Today, researchers are investigating whether some of these spices do indeed offer precious gifts for our health. Even that candy cane and orange in your stocking may affect your well being, say experts.
In their studies, scientists believe that they have found both positive and negative effects of cinnamon, ginger, peppermint, myrrh, cranberries, oranges, garlic, and even gold.
Myrrh is a tall spiny tree found in the Middle East, northeastern Africa, and India. In ancient Egypt, it was used for embalming and treating leprosy and syphilis. It was even used as a cosmetic. In India, it has been used for 2,000 years for treating hardening of the arteries - a cause of heart disease.
Now Phillippe Szapary, MD, assistant professor of medicine at the University of Pennsylvania, in Philadelphia, is studying whether a gummy resin from the myrrh bush can lower cholesterol. In one study, the alternative medicine specialist and his team are using capsules containing gugulipid, an extract of the resin, to test 90 people for their reaction to the substance.
He became interested in myrrh during his studies of alternative medicine treatments for heart disease. "We discovered that in India, the myrrh had a long history of use for cholesterol lowering but it had never been reproduced in the United States," Szapary tells WebMD.

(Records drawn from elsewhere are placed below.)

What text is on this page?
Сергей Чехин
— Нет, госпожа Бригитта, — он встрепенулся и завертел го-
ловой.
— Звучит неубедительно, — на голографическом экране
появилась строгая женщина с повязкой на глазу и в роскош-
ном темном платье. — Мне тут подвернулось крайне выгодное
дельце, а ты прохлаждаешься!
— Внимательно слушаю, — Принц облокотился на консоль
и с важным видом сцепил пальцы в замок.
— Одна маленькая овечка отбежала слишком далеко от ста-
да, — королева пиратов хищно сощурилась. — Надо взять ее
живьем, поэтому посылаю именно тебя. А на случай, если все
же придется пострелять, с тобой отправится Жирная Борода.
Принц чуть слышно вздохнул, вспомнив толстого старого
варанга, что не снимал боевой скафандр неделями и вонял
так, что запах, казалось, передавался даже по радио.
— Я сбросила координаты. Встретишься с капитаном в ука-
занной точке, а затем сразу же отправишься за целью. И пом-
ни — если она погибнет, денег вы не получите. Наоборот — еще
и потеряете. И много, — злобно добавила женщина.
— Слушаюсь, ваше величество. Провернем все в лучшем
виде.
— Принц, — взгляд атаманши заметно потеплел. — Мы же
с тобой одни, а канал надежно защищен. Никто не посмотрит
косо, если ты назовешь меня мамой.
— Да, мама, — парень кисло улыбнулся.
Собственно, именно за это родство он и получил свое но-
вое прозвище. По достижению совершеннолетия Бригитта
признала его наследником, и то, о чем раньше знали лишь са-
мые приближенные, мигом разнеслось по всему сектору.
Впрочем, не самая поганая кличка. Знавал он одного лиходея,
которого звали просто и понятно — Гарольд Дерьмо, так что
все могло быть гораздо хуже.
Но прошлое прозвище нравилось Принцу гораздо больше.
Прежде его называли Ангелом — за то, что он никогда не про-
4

He is using an extract from a bush in the same family of trees that produced the gift the Three Wise Men brought to the baby Jesus. In fact, its manufacturers have filed a new drug application with the FDA. Szapary says that though it's too early to draw conclusions as to the effectiveness of myrrh, preliminary results indicate that it really might help some people cut life-threatening cholesterol levels.
Ancient people used frankincense to carry their prayers to heaven, for rejuvenating facemasks, and for treating depression and claustrophobia. Now many U.S. hospitals incorporate aromatherapy -- using incense in various forms -- into programs to relieve pain and anxiety of those facing surgery, dealing with recovery, facing terminal illness, or long-term treatments.
One such program is at the Baylor University Medical Center in Dallas. "There is not much basis for this in medical research," says Edward Agura, MD, medical director of the center's blood and bone marrow transplant program. But using aromatherapy -- liquid scent dabbed behind the ear or put in the outer ear -- helps cancer patients overcome pain and nausea. "It's very relaxing, and it helps their attitudes," says Agura.